I open the door. Danita and Andrea are eating Oreos and watc
hing a soap opera. I have no idea how Danita stays so skinny when all she does is eat.
“I thought you were going to your friend’s house,” she says.
“I am. I just need something.”
It must be a good episode. They don’t even turn their heads. I casually walk down the hall. Think like a detective. I sneak into Mami’s room and open her top drawer.
There, on top of her flowered pajamas, Papi’s face stares up at me. He’s so young. His arm around Mami in her white dress. Their wedding picture. I didn’t know she saved it from the fire. I take a good look. They seem so happy. Maybe he left because having kids ruined their life.
I turn the frame over and see a little card with names and dates and some numbers stuck under the edge.
“What are you doing, DeeDee?” Danita calls.
“Nothing,” I yell.
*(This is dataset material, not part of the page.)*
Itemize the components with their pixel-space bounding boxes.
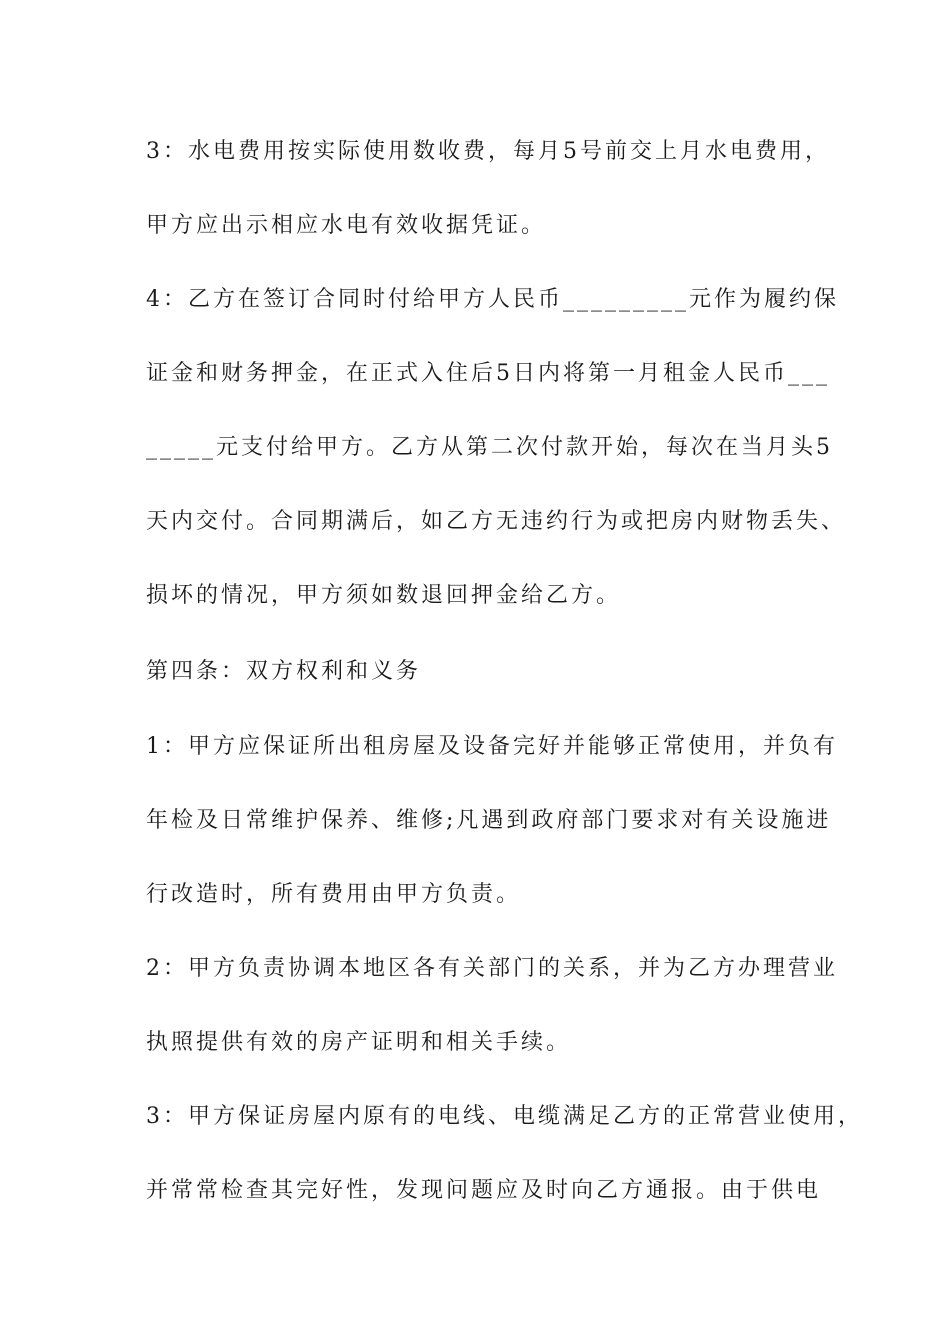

I slide the picture under my shirt. Right near where the lump is making it hard to breathe. I already feel guilty.
I shuffle around under the clothes and find a twenty-dollar bill. For just one minute I think like a thief and not a detective. Into my front pocket goes the twenty.
I flip through the stack of envelopes on the top of the dresser. CHASE BANK. SIMMONS PROPERTY MANAGEMENT. NATIONAL GUARD YOUTH CHALLENGE PROGRAM. US DEPARTMENT OF HOMELAND SECURITY. US Department of Homeland Security? I grab the envelope.
On the bottom shelf of the nightstand I see a fat brown folder. I flop it open on the bed. Medical bills. My medical bills. I study the one on top. It’s got Papi’s name and insurance listed, but it says CLAIM DENIED, whatever that means. I fold the medical bill up small and stuff it in my back pocket. A nagging, bothersome idea keeps poking into my brain.
What does Mami know? And why doesn’t she want to talk about it? If she told us what’s going on, then I wouldn’t have to sneak around, would I? It’s her fault I’m acting this way. Her fault. Her fault Papi went away without us. Because she didn’t want to go.
“DeeDee!” Danita blasts the door open, scaring me to death.
“What?” I jerk the folder shut.
“What are you doing in here?”
“Nothing.” I march past Queen Bee. “Does mom know you eat junk food in front of me?”